Never before in history has the U.S. government been so vocal and hostile about China's undervalued yuan as it threatens to enact import tariffs on China.
The U.S. government certainly has moral justification: China is arguably the biggest currency manipulator in the world and grossly undervalues it through capital controls and by accumulating huge foreign exchange reserves.
However, China has been doing this for a long time. So why the fuss now?
Most theories point to the weak state of the U.S. economy and jobs market as the impetus for the U.S. outcry. Sinn, however, thinks something else is behind this.
The real reason, he said, is because China no longer finances the U.S. government. Instead of returning dollars it accumulates from the trade surplus back to America by buying Treasuries, China is pouring it in raw materials in Africa and elsewhere, said Sinn.
China used to finance the U.S. government. For example, in 2008 and 2009, China purchased on average $17 billion worth of U.S. debt per month. However, that net buying apparently stopped in November 2009. During the first seven months of 2010, China not only refrained from buying U.S. debt, it actually became a net seller of it, dumping on average $7 billion per month, said Sinn. (However, China's holding of U.S. Treasuries rose by $21.7 billion to $868.4 billion in August 2010. In August 2009, China held of $936.5 billion.)
It is understandable that the Chinese are now reluctant to invest more money in the US, said Sinn.
That's because the U.S. essentially limits them to purchasing mostly U.S. government. So China sells products (cheap manufactured goods) the U.S. wants, but the U.S. is unwilling to sell products China wants.
China wants U.S. companies, for instance.
It tried to buy Unocal, a U.S. oil company, but ran into stiff U.S. political opposition. The same thing happened with Firstgold, a U.S. gold company. China probably also wants technology from the U.S., but the U.S. is again unwilling.
America may have valid reasons for denying China technology and companies on grounds of national security, but if it is unwilling to sell them, why did it trade with China in the first place? One explanation is Americans just wanted China to finance their expensive lifestyle.
Sinn said by financing the U.S. government and supplying America with cheap goods, China freed up money that then fueled the housing sector and a sharp rise in the American standard of living. In return, however, the U.S. only wants to give China structured securities of questionable creditworthiness and government paper that is now clearly exposed to the risk of inflation and devaluation.

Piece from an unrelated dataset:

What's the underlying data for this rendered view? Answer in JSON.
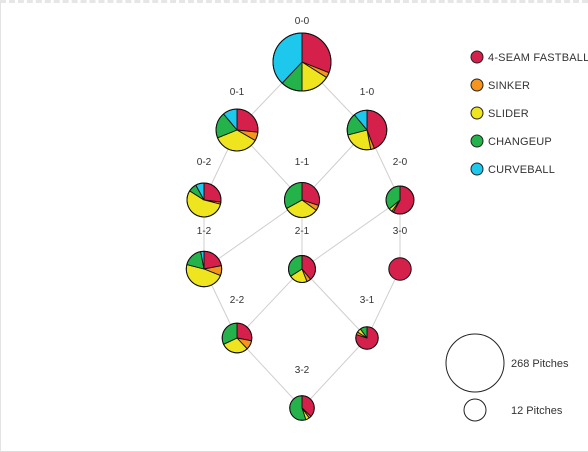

Sinn also said when China left as a buyer of U.S. debt, the U.K. stepped in. In 2008 and 2009, the U.K. bought only about $1 billion monthly; in the first seven month of 2010, it is purchasing an average of $28 billion monthly. But because the U.K. is itself an external deficit country, it is probably not holding onto U.S. debt, but restructuring it and selling it to the world under a new name and with the London stamp on it, he said.